# Di2 10-speed



## Ritsuke (Sep 11, 2015)

I just can't seem to find a 10-speed Di2 group. Are they really sold out or am I just looking in the wrong place? I'm afraid that I wouldn't cut it with a 11-speed group (frame?) so therefore I'll just keep 10-speed. At the moment I have a Dura-Ace 7950 mechanical but want to take it up a level.

Thanks for the feedback.


----------



## nhluhr (Sep 9, 2010)

Shimano only has the 7970 shift levers in stock at this point.

Since they introduced the 9070 group over two years ago, the old group is basically discontinued. The only parts available anymore would be reserved for warranty not for sale.


----------



## Ritsuke (Sep 11, 2015)

Pity. So best thing is to go for an 11-speed Di2 and, if it doesn't fit, update my frame whilst I am at it?


----------



## Adim_X (Mar 7, 2011)

How does your frame impact your group selection? The rear wheel freehub compatibility would be a greater concern.


----------



## MMsRepBike (Apr 1, 2014)

Your frame has nothing to do with anything. It's either capable of running Di2 or it isn't.

10 speed has nothing to do with a frame.
11 speed has nothing to do with a frame.

It's your rear wheel that might not be able to hold an 11 speed cassette. Everything else you have is compatible.


----------



## Ritsuke (Sep 11, 2015)

So there we go, learned something new! Thanks lads!

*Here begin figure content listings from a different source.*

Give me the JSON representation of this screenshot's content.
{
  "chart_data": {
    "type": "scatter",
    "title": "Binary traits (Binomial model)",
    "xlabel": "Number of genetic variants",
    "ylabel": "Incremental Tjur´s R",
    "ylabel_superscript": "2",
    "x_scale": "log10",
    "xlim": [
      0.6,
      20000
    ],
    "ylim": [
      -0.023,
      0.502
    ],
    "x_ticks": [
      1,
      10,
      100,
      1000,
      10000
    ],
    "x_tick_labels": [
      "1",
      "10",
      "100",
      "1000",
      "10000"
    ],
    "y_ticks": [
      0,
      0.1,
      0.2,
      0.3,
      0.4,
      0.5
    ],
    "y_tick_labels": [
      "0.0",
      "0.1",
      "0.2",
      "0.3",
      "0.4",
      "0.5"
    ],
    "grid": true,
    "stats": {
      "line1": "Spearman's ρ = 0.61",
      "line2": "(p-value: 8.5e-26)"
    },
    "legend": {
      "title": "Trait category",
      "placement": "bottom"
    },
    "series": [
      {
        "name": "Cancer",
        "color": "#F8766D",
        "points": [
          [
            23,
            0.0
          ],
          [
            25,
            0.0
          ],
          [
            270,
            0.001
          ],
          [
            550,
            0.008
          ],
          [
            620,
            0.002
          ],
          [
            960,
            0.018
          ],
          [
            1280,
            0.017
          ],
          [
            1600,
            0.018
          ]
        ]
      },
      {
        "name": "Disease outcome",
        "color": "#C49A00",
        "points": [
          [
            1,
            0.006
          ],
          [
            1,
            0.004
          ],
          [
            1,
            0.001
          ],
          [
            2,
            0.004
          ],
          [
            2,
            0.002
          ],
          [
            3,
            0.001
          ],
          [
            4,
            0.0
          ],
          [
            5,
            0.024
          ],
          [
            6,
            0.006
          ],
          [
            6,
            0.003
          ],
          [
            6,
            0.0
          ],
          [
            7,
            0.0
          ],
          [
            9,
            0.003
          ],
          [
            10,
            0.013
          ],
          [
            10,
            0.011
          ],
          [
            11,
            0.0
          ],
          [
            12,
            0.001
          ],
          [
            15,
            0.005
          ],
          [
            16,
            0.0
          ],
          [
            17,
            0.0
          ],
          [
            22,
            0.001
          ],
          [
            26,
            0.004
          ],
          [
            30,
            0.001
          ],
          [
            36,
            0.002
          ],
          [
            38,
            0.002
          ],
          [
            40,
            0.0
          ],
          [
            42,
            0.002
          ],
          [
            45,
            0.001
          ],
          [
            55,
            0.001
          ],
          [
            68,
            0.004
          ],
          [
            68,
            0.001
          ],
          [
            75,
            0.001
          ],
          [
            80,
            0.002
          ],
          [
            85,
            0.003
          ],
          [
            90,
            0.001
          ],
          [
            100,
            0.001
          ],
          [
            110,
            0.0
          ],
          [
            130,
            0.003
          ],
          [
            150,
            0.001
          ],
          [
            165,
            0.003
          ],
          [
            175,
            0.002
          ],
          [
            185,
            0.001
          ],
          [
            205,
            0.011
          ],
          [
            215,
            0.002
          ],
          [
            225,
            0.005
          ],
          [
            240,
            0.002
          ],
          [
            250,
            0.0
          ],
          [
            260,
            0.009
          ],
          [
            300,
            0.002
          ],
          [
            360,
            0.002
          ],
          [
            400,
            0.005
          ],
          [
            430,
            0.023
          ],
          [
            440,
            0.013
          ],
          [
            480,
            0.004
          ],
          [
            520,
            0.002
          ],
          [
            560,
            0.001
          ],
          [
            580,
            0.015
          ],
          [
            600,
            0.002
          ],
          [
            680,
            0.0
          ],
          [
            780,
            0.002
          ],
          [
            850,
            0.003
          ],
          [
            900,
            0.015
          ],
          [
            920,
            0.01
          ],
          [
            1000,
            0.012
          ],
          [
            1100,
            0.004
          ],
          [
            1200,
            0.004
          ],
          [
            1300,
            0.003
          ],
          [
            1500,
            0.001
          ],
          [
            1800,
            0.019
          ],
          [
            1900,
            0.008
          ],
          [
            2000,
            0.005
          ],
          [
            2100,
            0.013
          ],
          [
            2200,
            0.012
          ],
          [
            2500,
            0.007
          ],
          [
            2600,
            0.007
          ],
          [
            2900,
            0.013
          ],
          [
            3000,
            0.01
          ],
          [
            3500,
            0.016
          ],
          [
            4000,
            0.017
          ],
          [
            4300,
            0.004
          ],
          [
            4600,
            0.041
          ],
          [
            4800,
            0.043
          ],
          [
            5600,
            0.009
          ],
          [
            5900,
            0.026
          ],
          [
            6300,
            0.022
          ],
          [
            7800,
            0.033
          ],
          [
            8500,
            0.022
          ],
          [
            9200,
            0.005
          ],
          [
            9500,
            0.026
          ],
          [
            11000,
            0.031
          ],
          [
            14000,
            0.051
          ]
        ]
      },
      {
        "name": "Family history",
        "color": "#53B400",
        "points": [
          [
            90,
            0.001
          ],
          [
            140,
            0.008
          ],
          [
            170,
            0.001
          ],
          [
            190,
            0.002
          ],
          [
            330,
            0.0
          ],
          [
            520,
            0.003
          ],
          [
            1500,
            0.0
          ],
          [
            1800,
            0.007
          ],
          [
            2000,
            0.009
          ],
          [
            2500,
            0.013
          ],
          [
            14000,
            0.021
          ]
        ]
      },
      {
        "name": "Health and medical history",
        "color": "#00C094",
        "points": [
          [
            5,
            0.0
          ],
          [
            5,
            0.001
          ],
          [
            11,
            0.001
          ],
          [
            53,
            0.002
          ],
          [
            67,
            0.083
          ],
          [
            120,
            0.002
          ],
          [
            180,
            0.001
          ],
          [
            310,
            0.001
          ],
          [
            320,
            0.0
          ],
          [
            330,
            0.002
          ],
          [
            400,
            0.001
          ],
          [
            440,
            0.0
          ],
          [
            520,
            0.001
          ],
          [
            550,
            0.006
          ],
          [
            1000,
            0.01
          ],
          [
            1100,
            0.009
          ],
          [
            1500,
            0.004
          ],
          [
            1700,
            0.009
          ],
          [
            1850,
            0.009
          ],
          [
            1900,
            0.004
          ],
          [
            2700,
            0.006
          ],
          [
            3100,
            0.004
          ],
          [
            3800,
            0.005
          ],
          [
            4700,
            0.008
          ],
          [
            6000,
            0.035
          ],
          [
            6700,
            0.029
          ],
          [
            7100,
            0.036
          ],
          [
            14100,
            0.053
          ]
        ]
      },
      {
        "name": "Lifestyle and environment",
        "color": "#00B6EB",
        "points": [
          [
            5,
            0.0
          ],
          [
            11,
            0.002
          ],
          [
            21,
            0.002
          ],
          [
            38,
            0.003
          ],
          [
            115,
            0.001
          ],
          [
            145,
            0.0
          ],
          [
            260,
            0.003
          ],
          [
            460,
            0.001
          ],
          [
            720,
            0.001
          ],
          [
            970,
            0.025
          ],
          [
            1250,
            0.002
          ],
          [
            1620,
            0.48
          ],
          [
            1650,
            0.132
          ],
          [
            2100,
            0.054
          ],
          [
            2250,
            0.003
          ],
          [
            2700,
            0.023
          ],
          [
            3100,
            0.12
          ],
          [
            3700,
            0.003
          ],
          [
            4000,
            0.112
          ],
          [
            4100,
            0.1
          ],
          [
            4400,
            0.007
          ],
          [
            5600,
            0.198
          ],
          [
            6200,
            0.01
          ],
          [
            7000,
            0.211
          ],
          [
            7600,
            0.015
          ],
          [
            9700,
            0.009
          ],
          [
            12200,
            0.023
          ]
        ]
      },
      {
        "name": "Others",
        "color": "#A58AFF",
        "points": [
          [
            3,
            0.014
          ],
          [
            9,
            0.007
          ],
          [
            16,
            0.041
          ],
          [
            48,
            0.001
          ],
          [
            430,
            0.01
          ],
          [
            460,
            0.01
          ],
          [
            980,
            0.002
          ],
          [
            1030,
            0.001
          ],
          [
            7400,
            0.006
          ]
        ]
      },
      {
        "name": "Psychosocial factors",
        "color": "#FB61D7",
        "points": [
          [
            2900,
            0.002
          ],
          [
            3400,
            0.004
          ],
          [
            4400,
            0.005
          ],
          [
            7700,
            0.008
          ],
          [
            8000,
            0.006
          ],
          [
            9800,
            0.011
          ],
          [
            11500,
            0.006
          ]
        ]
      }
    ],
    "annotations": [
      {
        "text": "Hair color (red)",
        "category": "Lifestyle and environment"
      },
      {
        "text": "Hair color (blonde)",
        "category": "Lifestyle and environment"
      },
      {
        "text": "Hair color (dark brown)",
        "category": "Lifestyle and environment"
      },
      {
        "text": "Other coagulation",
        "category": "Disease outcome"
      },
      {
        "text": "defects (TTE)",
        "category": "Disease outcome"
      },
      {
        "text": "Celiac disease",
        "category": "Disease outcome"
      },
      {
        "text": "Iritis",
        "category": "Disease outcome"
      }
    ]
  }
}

I have to buy new wheels anyway so that problem has been solved as well. Now I need to find my 11-speed Di2 group.


----------



## MMsRepBike (Apr 1, 2014)

Shimano Di2 Ultegra 6870 11 Spd Double Groupset at Ribble Cycles


----------



## Ritsuke (Sep 11, 2015)

MMsRepBike said:


> Shimano Di2 Ultegra 6870 11 Spd Double Groupset at Ribble Cycles


Nice find. Thank you!


----------